Temiz kıyafetlerimi ve takılarımı taktım. Botlarımı ayağıma geçirdim, oversize vintage bir gömlekle dışarı çıktım. Tarzım Johhny Depp’in tarzı gibi oldu. Aynada kendini iyi görmek güzel hissettiriyor.

Necdet’i (ismi Necdet değil ancak ona bu yazıda Necdet diyeceğim) ilk gördüğümde karşımda samimi ve enerjik birini farkettim. 28 yaşında fit ve kaslı biri gibi görünüyordu. Bakımlıydı ve hayatında bir şeyleri yoluna koymuş gibi bir enerjiye sahipti. Onunla konuştuğum anda sıcak bir tavırla benimle tanıştı. İsimlerimizi öğrendik. Eğitime yetişebilmek için koşmuştu. Öncesinde bana traning yapacağını o yüzden geç geleceğini söylediğinde, spora falan gidecek diye düşünmüştüm, görünce tamam spordan gelmiş bu adam dedim ancak. Traning’i eğitim için kullanmış ve terlemesinin asıl sebebi koşmasıymış. Yaşını sorduğumda 28 tahmininde bulundum ancak kendisi 38 yaşındaymış. Harika bir formdaydı. Sağlam kilo vermiş six pack yapmış tarzını ve beden dilini 2 yıl içerisinde değiştirmiş. Büyük bir azim.

2 yıl önce redpil ile tanışan bir insanın hayat kalitesindeki standartların bu kadar artması bana şaşırtıcı gelmiyor. Umarım buradaki herkeste bu dönüşüm yaşanıyordur. Bu sadece kadınlarla alakalı değil. Bu kendini gerçekleştirmekle alakalı. Necdet bunu görmüş ve gerçek potansiyeline ulaşmak için çabalamıştı. Ayak üstü onu taktir ettim. Ve 1 saatlik bir sohbetimiz oldu. Sohbette neler yaşadığını, bugün buralara nasıl geldiğini, neler istediğini vs. anlattı. Onu dinledim. Dinlemesi keyifli biriydi. Bazı yerlerde kendi kişisel deneyimlerimi ve hatalarımı gördükçe başımı sallayıp onu onayladım. Aynı yollardan geçmiştik ve kalbimiz kırılmıştı. Kim olduğumuzu, neler istediğimizi, neler yapmak istediğimizi bilmiyorduk.

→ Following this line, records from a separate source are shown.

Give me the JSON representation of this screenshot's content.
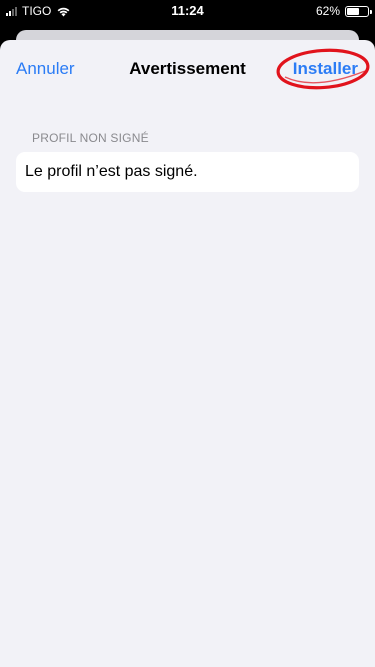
{
  "status_bar": {
    "carrier": "TIGO",
    "time": "11:24",
    "battery_percent": "62%",
    "battery_level": 0.62,
    "signal_bars": 2,
    "text_color": "#ffffff"
  },
  "nav": {
    "cancel_label": "Annuler",
    "title": "Avertissement",
    "install_label": "Installer",
    "tint_color": "#2b7cf5"
  },
  "annotation": {
    "type": "ellipse",
    "color": "#e1131c",
    "target": "install-button"
  },
  "section": {
    "header": "PROFIL NON SIGNÉ",
    "rows": [
      {
        "text": "Le profil n’est pas signé."
      }
    ]
  },
  "colors": {
    "sheet_background": "#f2f2f7",
    "cell_background": "#ffffff",
    "section_header": "#8a8a8e"
  },
  "icons": [
    "signal-icon",
    "wifi-icon",
    "battery-icon"
  ]
}
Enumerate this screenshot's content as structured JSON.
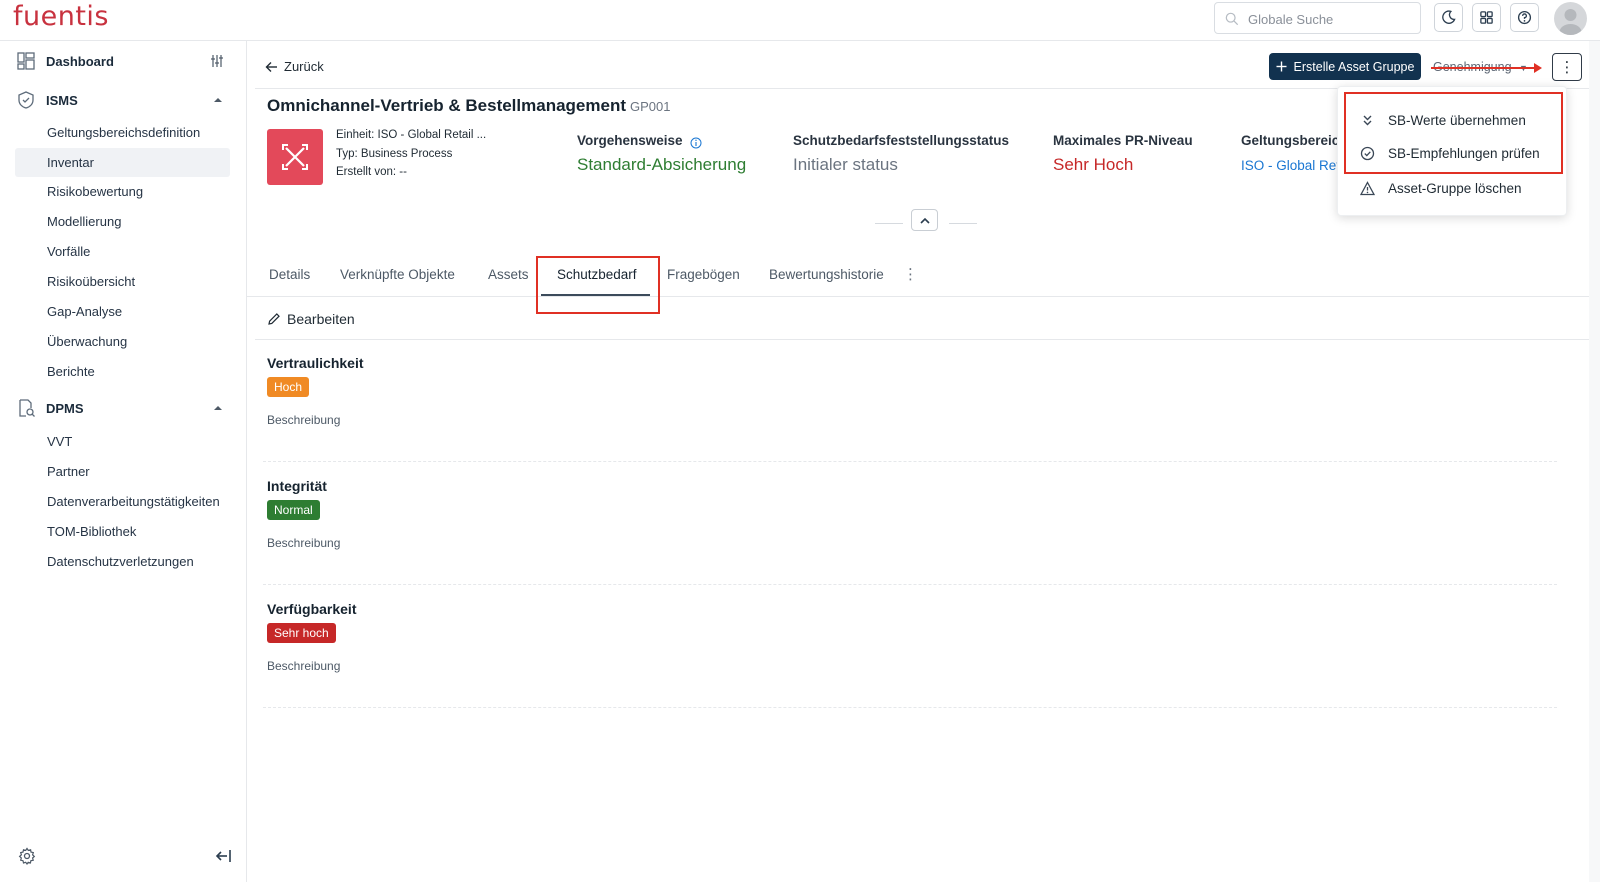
{
  "header": {
    "logo": "fuentis",
    "search_placeholder": "Globale Suche"
  },
  "sidebar": {
    "dashboard": "Dashboard",
    "isms": {
      "title": "ISMS",
      "items": [
        "Geltungsbereichsdefinition",
        "Inventar",
        "Risikobewertung",
        "Modellierung",
        "Vorfälle",
        "Risikoübersicht",
        "Gap-Analyse",
        "Überwachung",
        "Berichte"
      ],
      "active": "Inventar"
    },
    "dpms": {
      "title": "DPMS",
      "items": [
        "VVT",
        "Partner",
        "Datenverarbeitungstätigkeiten",
        "TOM-Bibliothek",
        "Datenschutzverletzungen"
      ]
    }
  },
  "toolbar": {
    "back": "Zurück",
    "create": "Erstelle Asset Gruppe",
    "approval": "Genehmigung"
  },
  "asset": {
    "title": "Omnichannel-Vertrieb & Bestellmanagement",
    "code": "GP001",
    "unit": "Einheit: ISO - Global Retail ...",
    "type": "Typ: Business Process",
    "created_by": "Erstellt von: --",
    "approach_label": "Vorgehensweise",
    "approach_value": "Standard-Absicherung",
    "status_label": "Schutzbedarfsfeststellungsstatus",
    "status_value": "Initialer status",
    "pr_label": "Maximales PR-Niveau",
    "pr_value": "Sehr Hoch",
    "scope_label": "Geltungsbereich",
    "scope_value": "ISO - Global Retail"
  },
  "tabs": [
    "Details",
    "Verknüpfte Objekte",
    "Assets",
    "Schutzbedarf",
    "Fragebögen",
    "Bewertungshistorie"
  ],
  "active_tab": "Schutzbedarf",
  "content": {
    "edit": "Bearbeiten",
    "sections": [
      {
        "name": "Vertraulichkeit",
        "level": "Hoch",
        "color": "#f08a24",
        "desc": "Beschreibung"
      },
      {
        "name": "Integrität",
        "level": "Normal",
        "color": "#2e7d32",
        "desc": "Beschreibung"
      },
      {
        "name": "Verfügbarkeit",
        "level": "Sehr hoch",
        "color": "#c62828",
        "desc": "Beschreibung"
      }
    ]
  },
  "menu": {
    "items": [
      "SB-Werte übernehmen",
      "SB-Empfehlungen prüfen",
      "Asset-Gruppe löschen"
    ]
  },
  "colors": {
    "brand": "#c8323f",
    "primary": "#12324f",
    "green": "#2e7d32",
    "red": "#c62828",
    "link": "#1976d2",
    "highlight": "#e03024"
  }
}
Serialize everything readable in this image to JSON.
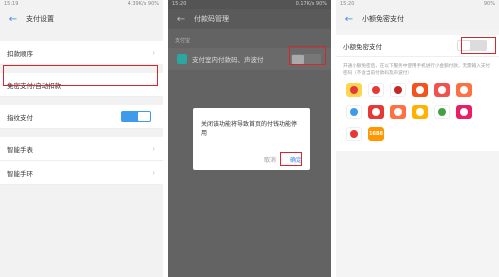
{
  "screens": {
    "settings": {
      "status_time": "15:19",
      "status_right": "4.39K/s 90%",
      "title": "支付设置",
      "rows": [
        {
          "label": "扣款顺序"
        },
        {
          "label": "免密支付/自动扣款"
        },
        {
          "label": "指纹支付"
        },
        {
          "label": "智能手表"
        },
        {
          "label": "智能手环"
        }
      ],
      "fingerprint_toggle": "on"
    },
    "payment_code": {
      "status_time": "15:20",
      "status_right": "0.17K/s 90%",
      "title": "付款码管理",
      "section": "支付宝",
      "row_label": "支付室内付款码、声波付",
      "dialog": {
        "message": "关闭该功能将导致首页的付钱功能停用",
        "cancel": "取消",
        "confirm": "确定"
      }
    },
    "small_free": {
      "status_time": "15:20",
      "status_right": "90%",
      "title": "小额免密支付",
      "row_label": "小额免密支付",
      "description": "开通小额免密后，在以下服务中使用手机进行小金额付款，无需输入支付密码（不含当前付款码及声波付）",
      "toggle": "off"
    }
  },
  "colors": {
    "accent": "#3d9be9",
    "highlight": "#d6262e"
  },
  "merchant_logos": [
    {
      "icon": "juhuasuan-logo",
      "color": "#e53935",
      "bg": "#ffd54f"
    },
    {
      "icon": "weibo-logo",
      "color": "#e53935",
      "bg": "#ffffff"
    },
    {
      "icon": "tmall-logo",
      "color": "#c62828",
      "bg": "#ffffff"
    },
    {
      "icon": "alipay-red-logo",
      "color": "#ffffff",
      "bg": "#f4511e"
    },
    {
      "icon": "xiami-logo",
      "color": "#ffffff",
      "bg": "#ef5350"
    },
    {
      "icon": "fish-logo",
      "color": "#ffffff",
      "bg": "#ff7043"
    },
    {
      "icon": "taobao-logo",
      "color": "#3d9be9",
      "bg": "#ffffff"
    },
    {
      "icon": "lion-logo",
      "color": "#ffffff",
      "bg": "#e53935"
    },
    {
      "icon": "koubei-logo",
      "color": "#ffffff",
      "bg": "#ff7043"
    },
    {
      "icon": "tmall-cat-logo",
      "color": "#ffffff",
      "bg": "#ffb300"
    },
    {
      "icon": "youku-logo",
      "color": "#43a047",
      "bg": "#ffffff"
    },
    {
      "icon": "eleme-logo",
      "color": "#ffffff",
      "bg": "#e91e63"
    },
    {
      "icon": "cainiao-logo",
      "color": "#e53935",
      "bg": "#ffffff"
    },
    {
      "icon": "1688-logo",
      "color": "#ffffff",
      "bg": "#ff9800",
      "label": "1688"
    }
  ]
}
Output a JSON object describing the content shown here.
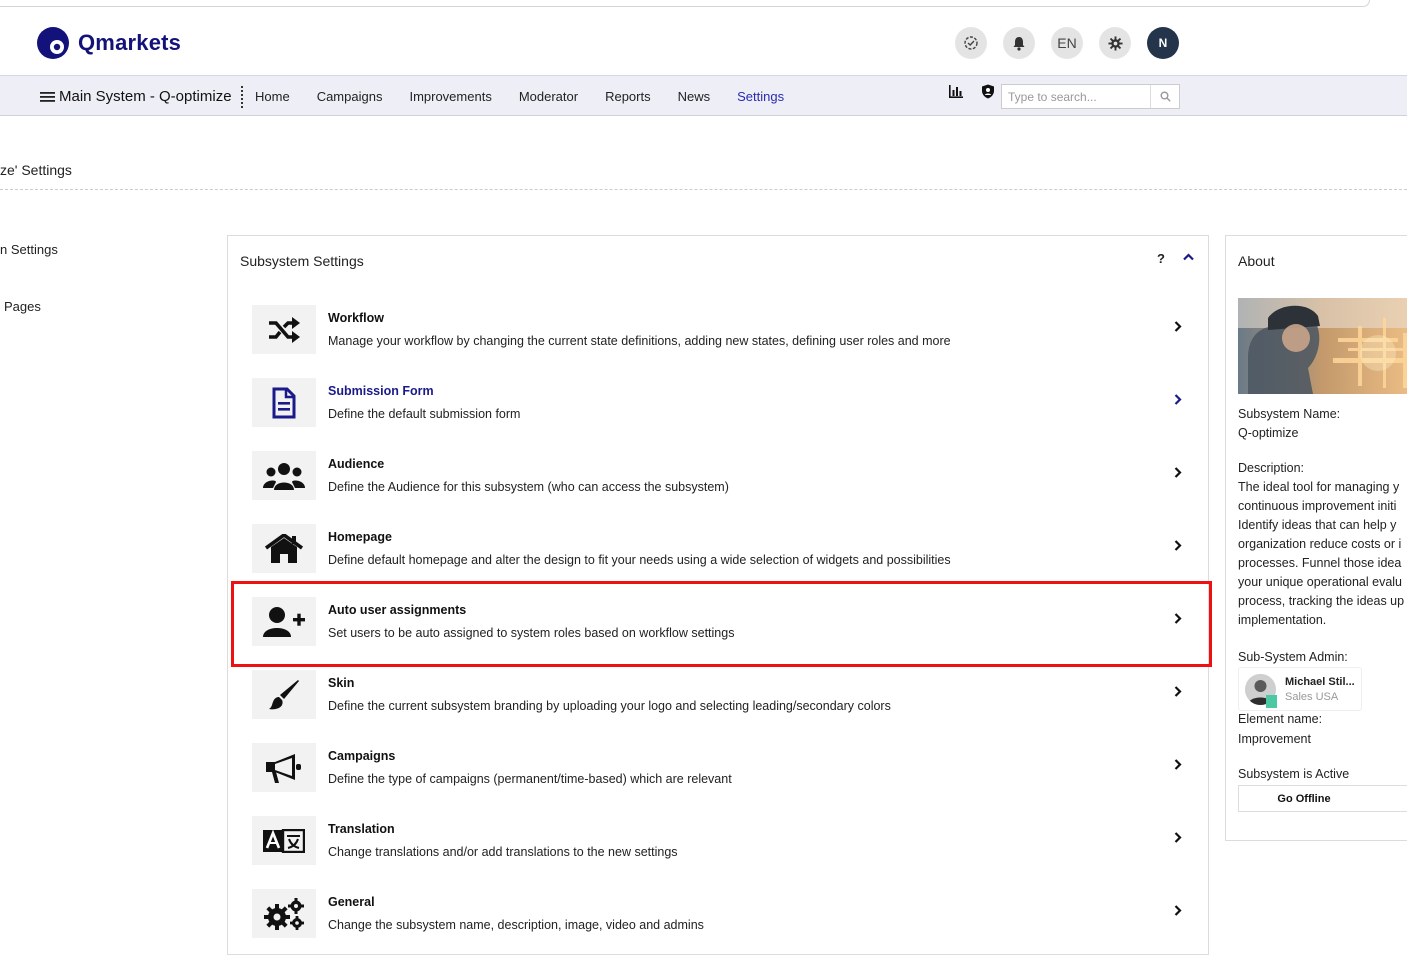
{
  "header": {
    "brand": "Qmarkets",
    "lang_label": "EN",
    "avatar_initial": "N"
  },
  "nav": {
    "system_name": "Main System - Q-optimize",
    "links": [
      "Home",
      "Campaigns",
      "Improvements",
      "Moderator",
      "Reports",
      "News",
      "Settings"
    ],
    "active": "Settings",
    "search_placeholder": "Type to search..."
  },
  "page": {
    "title": "ze' Settings",
    "left_nav": [
      "n Settings",
      "Pages"
    ]
  },
  "panel": {
    "title": "Subsystem Settings",
    "help": "?",
    "items": [
      {
        "icon": "shuffle-icon",
        "title": "Workflow",
        "desc": "Manage your workflow by changing the current state definitions, adding new states, defining user roles and more"
      },
      {
        "icon": "document-icon",
        "title": "Submission Form",
        "desc": "Define the default submission form"
      },
      {
        "icon": "users-icon",
        "title": "Audience",
        "desc": "Define the Audience for this subsystem (who can access the subsystem)"
      },
      {
        "icon": "home-icon",
        "title": "Homepage",
        "desc": "Define default homepage and alter the design to fit your needs using a wide selection of widgets and possibilities"
      },
      {
        "icon": "user-plus-icon",
        "title": "Auto user assignments",
        "desc": "Set users to be auto assigned to system roles based on workflow settings"
      },
      {
        "icon": "paintbrush-icon",
        "title": "Skin",
        "desc": "Define the current subsystem branding by uploading your logo and selecting leading/secondary colors"
      },
      {
        "icon": "megaphone-icon",
        "title": "Campaigns",
        "desc": "Define the type of campaigns (permanent/time-based) which are relevant"
      },
      {
        "icon": "translate-icon",
        "title": "Translation",
        "desc": "Change translations and/or add translations to the new settings"
      },
      {
        "icon": "gears-icon",
        "title": "General",
        "desc": "Change the subsystem name, description, image, video and admins"
      }
    ]
  },
  "about": {
    "title": "About",
    "name_label": "Subsystem Name:",
    "name_value": "Q-optimize",
    "desc_label": "Description:",
    "desc_lines": [
      "The ideal tool for managing y",
      "continuous improvement initi",
      "Identify ideas that can help y",
      "organization reduce costs or i",
      "processes. Funnel those idea",
      "your unique operational evalu",
      "process, tracking the ideas up",
      "implementation."
    ],
    "admin_label": "Sub-System Admin:",
    "admin_name": "Michael Stil...",
    "admin_role": "Sales USA",
    "element_label": "Element name:",
    "element_value": "Improvement",
    "status_label": "Subsystem is Active",
    "offline_button": "Go Offline"
  },
  "colors": {
    "brand": "#12127a",
    "nav_bg": "#eeeef7",
    "highlight": "#ee1111"
  }
}
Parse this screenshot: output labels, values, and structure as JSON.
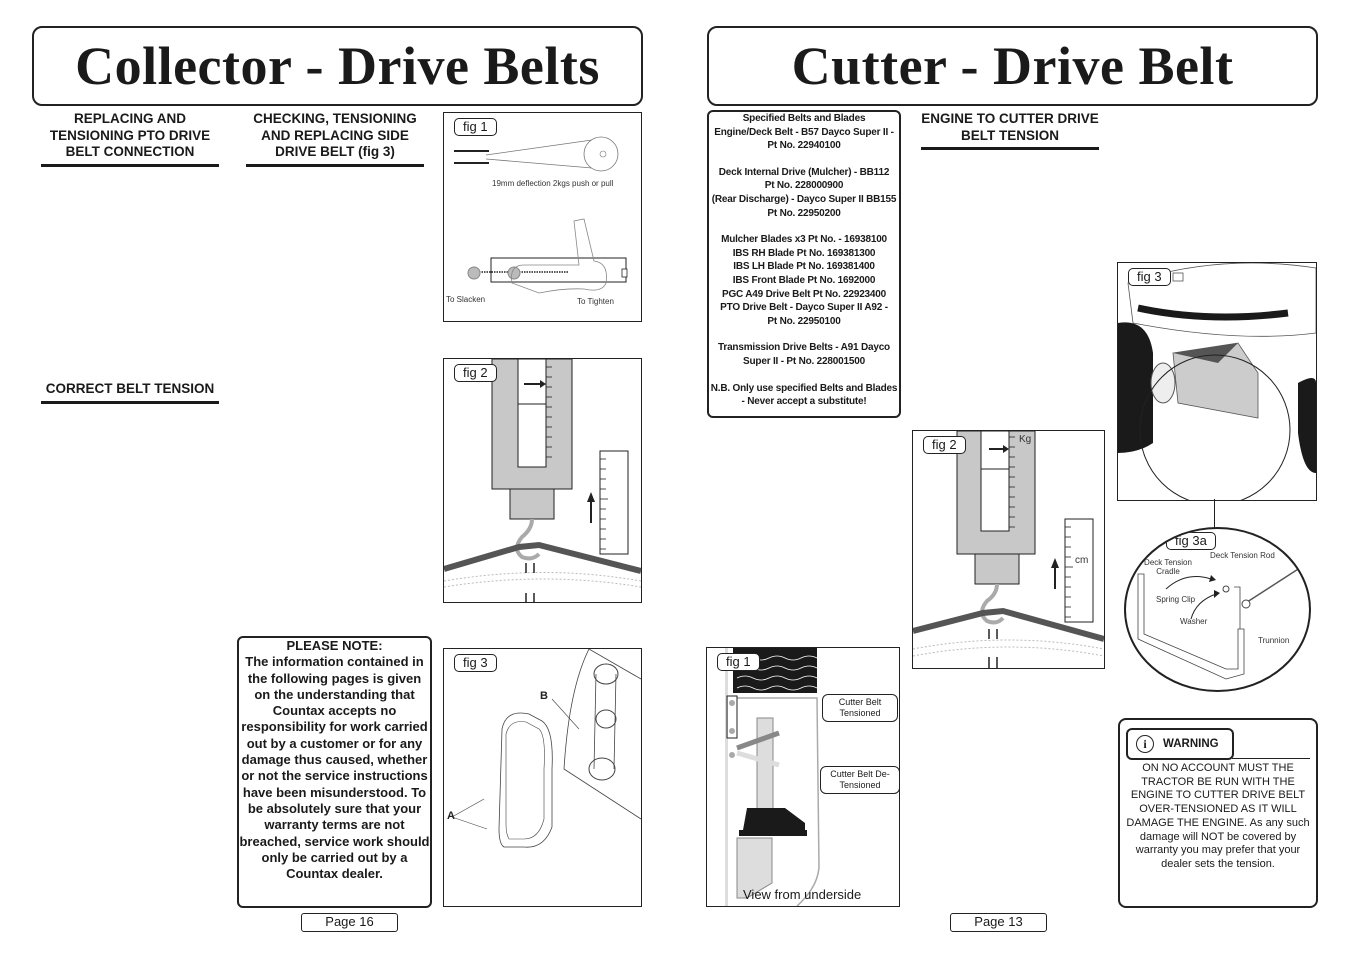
{
  "left_page": {
    "title": "Collector - Drive Belts",
    "headings": {
      "pto": "REPLACING AND TENSIONING PTO DRIVE BELT CONNECTION",
      "side": "CHECKING, TENSIONING AND REPLACING SIDE DRIVE BELT (fig 3)",
      "correct": "CORRECT BELT TENSION"
    },
    "fig1": {
      "label": "fig 1",
      "caption": "19mm deflection 2kgs push or pull",
      "to_slacken": "To Slacken",
      "to_tighten": "To Tighten"
    },
    "fig2": {
      "label": "fig 2"
    },
    "fig3": {
      "label": "fig 3",
      "callout_a": "A",
      "callout_b": "B"
    },
    "note": {
      "title": "PLEASE NOTE:",
      "body": "The information contained in the following pages is given on the understanding that Countax accepts no responsibility for work carried out by a customer or for any damage thus caused, whether or not the service instructions have been misunderstood. To be absolutely sure that your warranty terms are not breached, service work should only be carried out by a Countax dealer."
    },
    "page_number": "Page 16"
  },
  "right_page": {
    "title": "Cutter - Drive Belt",
    "specs": {
      "title": "Specified Belts and Blades",
      "groups": [
        [
          "Engine/Deck Belt - B57 Dayco Super II -",
          "Pt No. 22940100"
        ],
        [
          "Deck Internal Drive (Mulcher) - BB112",
          "Pt No. 228000900",
          "(Rear Discharge) - Dayco Super II BB155",
          "Pt No.  22950200"
        ],
        [
          "Mulcher Blades x3 Pt No. - 16938100",
          "IBS RH Blade Pt No. 169381300",
          "IBS LH Blade Pt No. 169381400",
          "IBS Front Blade Pt No. 1692000",
          "PGC A49 Drive Belt Pt No. 22923400",
          "PTO Drive Belt -  Dayco Super II A92 -",
          "Pt No. 22950100"
        ],
        [
          "Transmission Drive Belts - A91 Dayco",
          "Super II - Pt No. 228001500"
        ],
        [
          "N.B. Only use specified Belts and Blades",
          "- Never accept a substitute!"
        ]
      ]
    },
    "heading": "ENGINE TO CUTTER DRIVE BELT TENSION",
    "fig1": {
      "label": "fig 1",
      "tensioned": "Cutter Belt Tensioned",
      "detensioned": "Cutter Belt De-Tensioned",
      "caption": "View from underside"
    },
    "fig2": {
      "label": "fig 2",
      "unit_kg": "Kg",
      "unit_cm": "cm"
    },
    "fig3": {
      "label": "fig 3"
    },
    "fig3a": {
      "label": "fig 3a",
      "parts": {
        "cradle": "Deck Tension Cradle",
        "rod": "Deck Tension Rod",
        "clip": "Spring Clip",
        "washer": "Washer",
        "trunnion": "Trunnion"
      }
    },
    "warning": {
      "icon": "info-icon",
      "label": "WARNING",
      "text": "ON NO ACCOUNT MUST THE TRACTOR BE RUN WITH THE ENGINE TO CUTTER DRIVE BELT OVER-TENSIONED AS IT WILL DAMAGE THE ENGINE. As any such damage will NOT be covered by warranty you may prefer that your dealer sets the tension."
    },
    "page_number": "Page 13"
  }
}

O kendi gelişim sürecinde gelişirken eski arkadaşları tarafından kıskanılmaya başlamış. O çukurdan çıkmaya yaklaştıkça arkadaşları onu dibe çekmeye eski boktan hallerinde mutlu mesut yaşamaya teşvik etmişler ve Necdet bunlara rest çekip, çoğuyla arkadaşlığını bitirmiş. Gerçekten zor bir süreç. Gerçek arkadaşlık yok fesatlık üzerine kurulan bir arkadaşlık. Bunu burada eminim bir çok kişi yaşamıştır.

Neyse. Konumuza dönelim. Sohbetimiz çok iyiydi. Yaklaşık 1 saatlik konuşmanın ardından “hadi kalk biraz pratik yapalım sonra tekrar otururuz” dedim. 15 dakika yürüdük. Yürüyüş boyunca klasik hatalardan, nasıl yaklaşılması gerektiğinden, nasıl konuşma başlatması gerektiğini anlattım. Kendi çevresinde day game yapan arkadaşları da olduğu için zaten hali hazırda bir şeyler biliyordu. Sadece kendisinin yeterli tecrübesi yoktu.

Ona gerekli detayları anlattıktan sonra anlattıklarımı pekiştirmek ve göstermek amacıyla bir kızla tanışacağımı uygun bir yerden izlemesini söyledim.

Karşımdaki kız neredeyse benimle aynı boydaydı, yorgun görünüyordu ve 18-19 yaşlarında gibiydi.

Yavaş yavaş yürüyerek yanına geçip onu ürkütmeyecek şekilde selam verdim, zaten ürkmeye hazır görünüyordu ancak yine de ürktü.

 

-Selam 🙂

(burada kulaklığı vardı onu çıkarmaya çalıştı)

 

-Bu kadar korkacağını tahmin etmemiştim, iyi misin?

Tarzı bir soru sordum. Çünkü kulaklığı çıkarınca aşırı tedirgin bir yaklaşımda bulundu. Durumu yumuşatmak ve fark ettiğimi göstermek için ona bunu söyledim.

 

. iyiyim sadece hiç anlamadım

 

-anlamaman normal bir anda geldim.. seke seke ve hızlı yürüyorsun, nasılsın?

 

. iyiyim teşekkürler yetişmem gereken bir yer var oraya gitmeye çalışıyorum

 

-Nereye gidiyorsun?

 

. kendime oje alacağım?

 

-Süper hangi renk alacaksın mavi falan mı?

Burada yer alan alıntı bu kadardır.